Risulterà un mistero a pochi, che il titolo di questa rubrica richiami una serie di scritti di Friedrich Nietzsche, specialmente qui dove scrivo, a Torino, dove il filosofo ha soggiornato a lungo, e si è registrato l’episodio più clamoroso della sua biografia, per il resto poco appariscente. È anche un’informazione che può essere certificata con un semplice click, perciò i pochi sarebbero realmente pochi, pochi quanti quelli che non si sono accorti che il nichilismo più radicale negli anni Dieci appena conclusi bisogna cercarlo in una serie animata molto popolare e prodotta dalla piattaforma di web-streaming Netflix, che si chiama Bojack Horseman. Il protagonista della serie non a caso è un cavallo, come quello che secondo le cronache cittadine ha ispirato la follia di Nietzsche, un cavallo antropomorfo, come la maggior parte dei personaggi che vivono nella immaginaria Los Angeles in cui la serie è ambientata. Un uomo-cavallo che è stato un famoso attore televisivo e dopo molti anni di limbo all’improvviso si riscopre un famoso attore cinematografico, ma poi… spoiler alert! Scherzetto.

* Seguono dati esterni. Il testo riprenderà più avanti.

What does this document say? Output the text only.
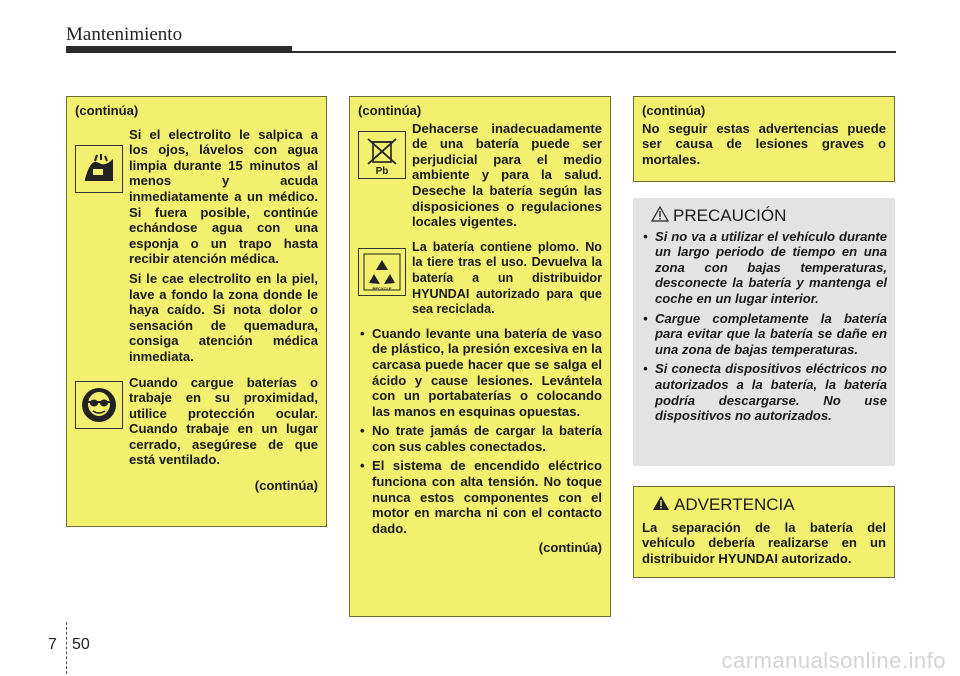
Mantenimiento
(continúa)

Si el electrolito le salpica a los ojos, lávelos con agua limpia durante 15 minutos al menos y acuda inmediatamente a un médico. Si fuera posible, continúe echándose agua con una esponja o un trapo hasta recibir atención médica.

Si le cae electrolito en la piel, lave a fondo la zona donde le haya caído. Si nota dolor o sensación de quemadura, consiga atención médica inmediata.

Cuando cargue baterías o trabaje en su proximidad, utilice protección ocular. Cuando trabaje en un lugar cerrado, asegúrese de que está ventilado.

(continúa)
(continúa)
Pb

Dehacerse inadecuadamente de una batería puede ser perjudicial para el medio ambiente y para la salud. Deseche la batería según las disposiciones o regulaciones locales vigentes.

RECYCLE

La batería contiene plomo. No la tiere tras el uso. Devuelva la batería a un distribuidor HYUNDAI autorizado para que sea reciclada.

• Cuando levante una batería de vaso de plástico, la presión excesiva en la carcasa puede hacer que se salga el ácido y cause lesiones. Levántela con un portabaterías o colocando las manos en esquinas opuestas.
• No trate jamás de cargar la batería con sus cables conectados.
• El sistema de encendido eléctrico funciona con alta tensión. No toque nunca estos componentes con el motor en marcha ni con el contacto dado.
(continúa)
(continúa)

No seguir estas advertencias puede ser causa de lesiones graves o mortales.

PRECAUCIÓN
• Si no va a utilizar el vehículo durante un largo periodo de tiempo en una zona con bajas temperaturas, desconecte la batería y mantenga el coche en un lugar interior.
• Cargue completamente la batería para evitar que la batería se dañe en una zona de bajas temperaturas.
• Si conecta dispositivos eléctricos no autorizados a la batería, la batería podría descargarse. No use dispositivos no autorizados.
ADVERTENCIA

La separación de la batería del vehículo debería realizarse en un distribuidor HYUNDAI autorizado.

7 50
carmanualsonline.info
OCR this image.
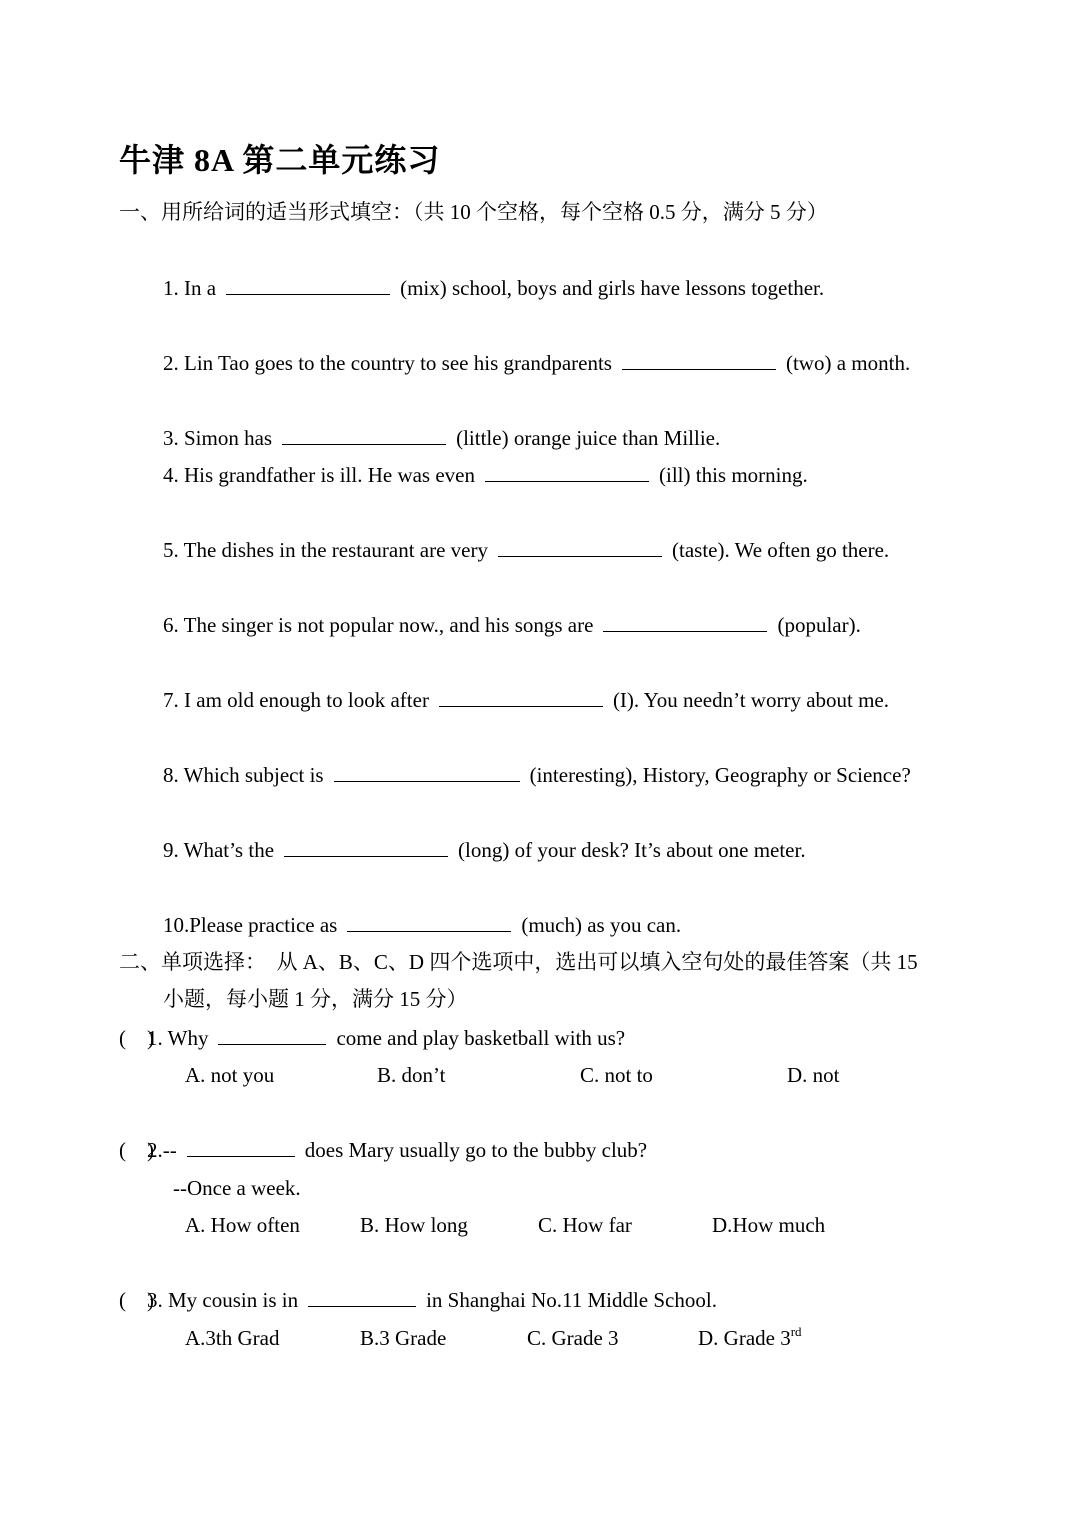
牛津 8A 第二单元练习
一、用所给词的适当形式填空：（共 10 个空格，每个空格 0.5 分，满分 5 分）
1. In a	(mix) school, boys and girls have lessons together.
2. Lin Tao goes to the country to see his grandparents	(two) a month.
3. Simon has	(little) orange juice than Millie.
4. His grandfather is ill. He was even	(ill) this morning.
5. The dishes in the restaurant are very	(taste). We often go there.
6. The singer is not popular now., and his songs are	(popular).
7. I am old enough to look after	(I). You needn’t worry about me.
8. Which subject is	(interesting), History, Geography or Science?
9. What’s the	(long) of your desk? It’s about one meter.
10.Please practice as	(much) as you can.
二、单项选择：　从 A、B、C、D 四个选项中，选出可以填入空句处的最佳答案（共 15
小题，每小题 1 分，满分 15 分）
(　)1. Why	come and play basketball with us?
A. not you	B. don’t	C. not to	D. not
(　)2.--	does Mary usually go to the bubby club?
--Once a week.
A. How often	B. How long	C. How far	D.How much
(　)3. My cousin is in	in Shanghai No.11 Middle School.
A.3th Grad	B.3 Grade	C. Grade 3	D. Grade 3rd
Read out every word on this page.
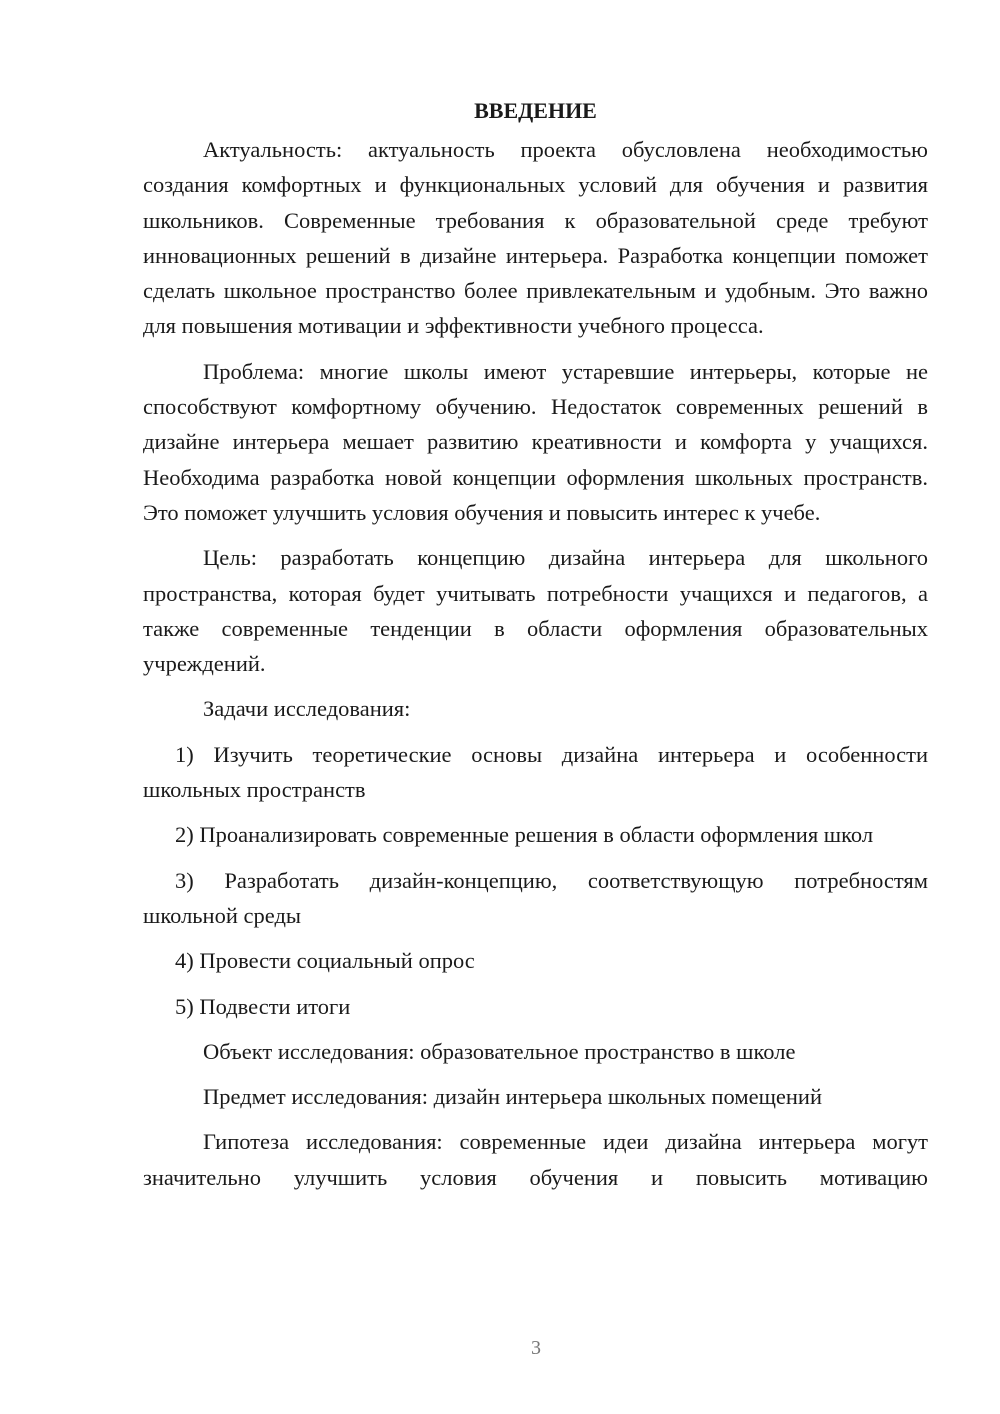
ВВЕДЕНИЕ

Актуальность: актуальность проекта обусловлена необходимостью создания комфортных и функциональных условий для обучения и развития школьников. Современные требования к образовательной среде требуют инновационных решений в дизайне интерьера. Разработка концепции поможет сделать школьное пространство более привлекательным и удобным. Это важно для повышения мотивации и эффективности учебного процесса.

Проблема: многие школы имеют устаревшие интерьеры, которые не способствуют комфортному обучению. Недостаток современных решений в дизайне интерьера мешает развитию креативности и комфорта у учащихся. Необходима разработка новой концепции оформления школьных пространств. Это поможет улучшить условия обучения и повысить интерес к учебе.

Цель: разработать концепцию дизайна интерьера для школьного пространства, которая будет учитывать потребности учащихся и педагогов, а также современные тенденции в области оформления образовательных учреждений.

Задачи исследования:

1) Изучить теоретические основы дизайна интерьера и особенности школьных пространств

2) Проанализировать современные решения в области оформления школ

3) Разработать дизайн-концепцию, соответствующую потребностям школьной среды

4) Провести социальный опрос

5) Подвести итоги

Объект исследования: образовательное пространство в школе

Предмет исследования: дизайн интерьера школьных помещений

Гипотеза исследования: современные идеи дизайна интерьера могут значительно улучшить условия обучения и повысить мотивацию

3
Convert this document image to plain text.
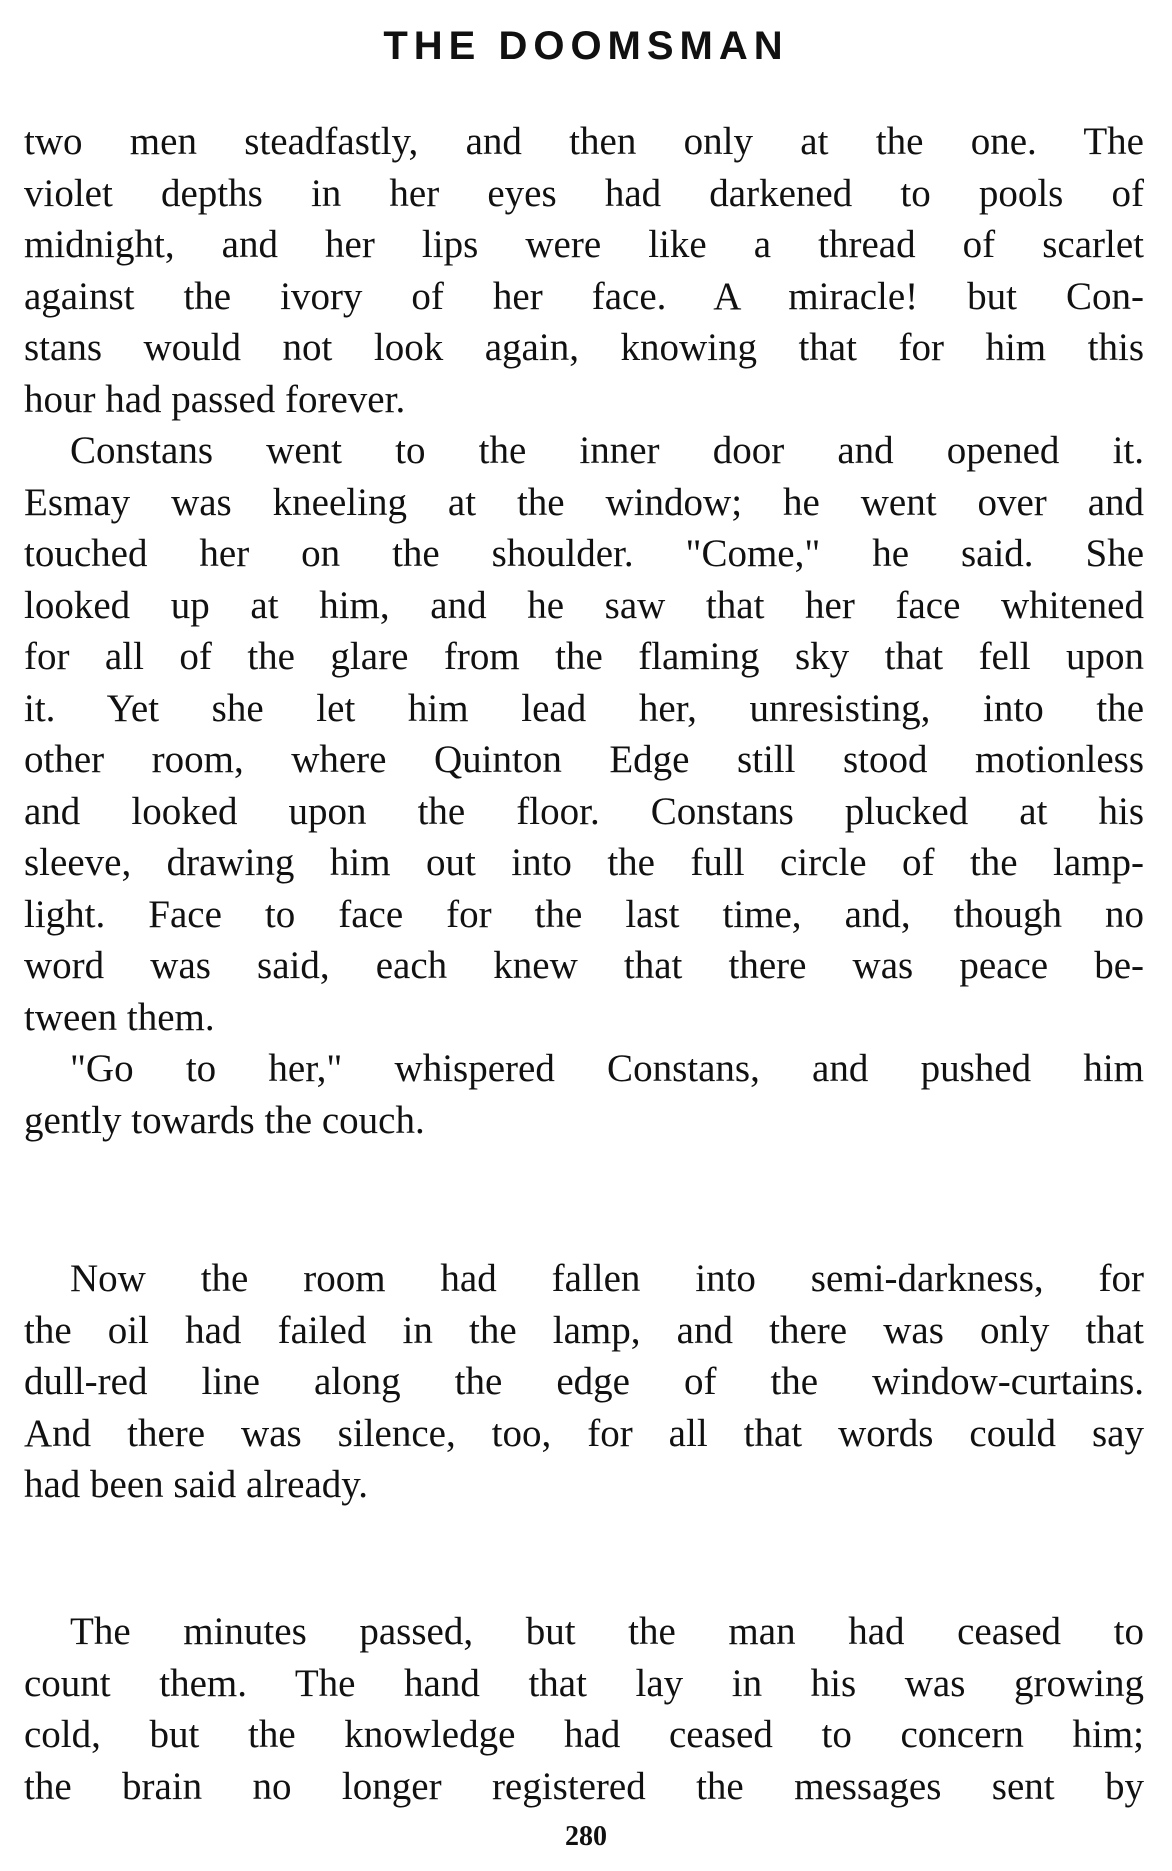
THE DOOMSMAN
two men steadfastly, and then only at the one. The
violet depths in her eyes had darkened to pools of
midnight, and her lips were like a thread of scarlet
against the ivory of her face. A miracle! but Con-
stans would not look again, knowing that for him this
hour had passed forever.
Constans went to the inner door and opened it.
Esmay was kneeling at the window; he went over and
touched her on the shoulder. "Come," he said. She
looked up at him, and he saw that her face whitened
for all of the glare from the flaming sky that fell upon
it. Yet she let him lead her, unresisting, into the
other room, where Quinton Edge still stood motionless
and looked upon the floor. Constans plucked at his
sleeve, drawing him out into the full circle of the lamp-
light. Face to face for the last time, and, though no
word was said, each knew that there was peace be-
tween them.
"Go to her," whispered Constans, and pushed him
gently towards the couch.
Now the room had fallen into semi-darkness, for
the oil had failed in the lamp, and there was only that
dull-red line along the edge of the window-curtains.
And there was silence, too, for all that words could say
had been said already.
The minutes passed, but the man had ceased to
count them. The hand that lay in his was growing
cold, but the knowledge had ceased to concern him;
the brain no longer registered the messages sent by
280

Il personaggio di Bojack incarna una profonda sfasatura, pari a quella descritta nelle considerazioni inattuali di Nietzsche, opposta al concetto stesso della scrittura su blog e webzine che nasce per essere condivisa sui social rapidamente e rapidamente dimenticata. Questa sfasatura rispetto all’hic et nunc della discussione è una caratteristica che riconosciamo nei molti condannati al silenzio dall’incapacità di saltare nel chiacchiericcio delle voci che si sovrappongono in una conversazione in un bar affollato, soprattutto se tra questi molti ci siamo noi. Allora aspettiamo quel momento di silenzio che cala all’improvviso, quando le opinioni voraci si sono esaurite, e si può fare ordine partendo da ciò che non è stato ancora detto e ascoltato. Questo spazio di silenzio diventa sempre più raro, tra una conversazione e l’altra in un locale, su Twitter, o sulla timeline di Facebook. Allora bisogna essere capaci di dire qualcosa che riesca a cogliere l’attenzione abbastanza da fare durare più a lungo possibile quei pochi secondi di silenzio, che è lo spirito con cui nasce questa rubrica che raccoglie pareri fuori sincrono.

 

Dunque spero non spaventi né contrari nessuno che questo pezzo di commento alla serie Sex Education, scritta da Laurie Nunn e diretta da Kate Herron e Ben Taylor, esca decisamente in ritardo, rispetto alla messa in onda della sua seconda stagione su Netflix, avvenuta da alcune settimane. Secondo i ritmi di fruizione dei contenuti online, i più incalliti avranno già “bidgewatched” almeno una decina di serie, nel frattempo. Ma è Netflix stessa che costruisce il suo paradosso, lasciando la maggior parte dei suoi contenuti sulla piattaforma online a tempo indeterminato, a disposizione dei suoi fruitori dopo la messa in onda in un’unica soluzione delle serie che produce o acquista, e dimostrando che la loro attualità e la loro inattualità sono compresenti e in perfetto equilibrio. In questo, Netflix segue lo zeitgeist del nostro tempo ipermoderno che ci impone di essere sempre compresenti in ogni momento e in qualsiasi luogo: fisicamente in un dato posto, digitalmente immortalati nell’attimo in cui registriamo la nostra presenza su Instagram, ma anche nella sua ripetizione che rimane sempre a disposizione per essere spulciata.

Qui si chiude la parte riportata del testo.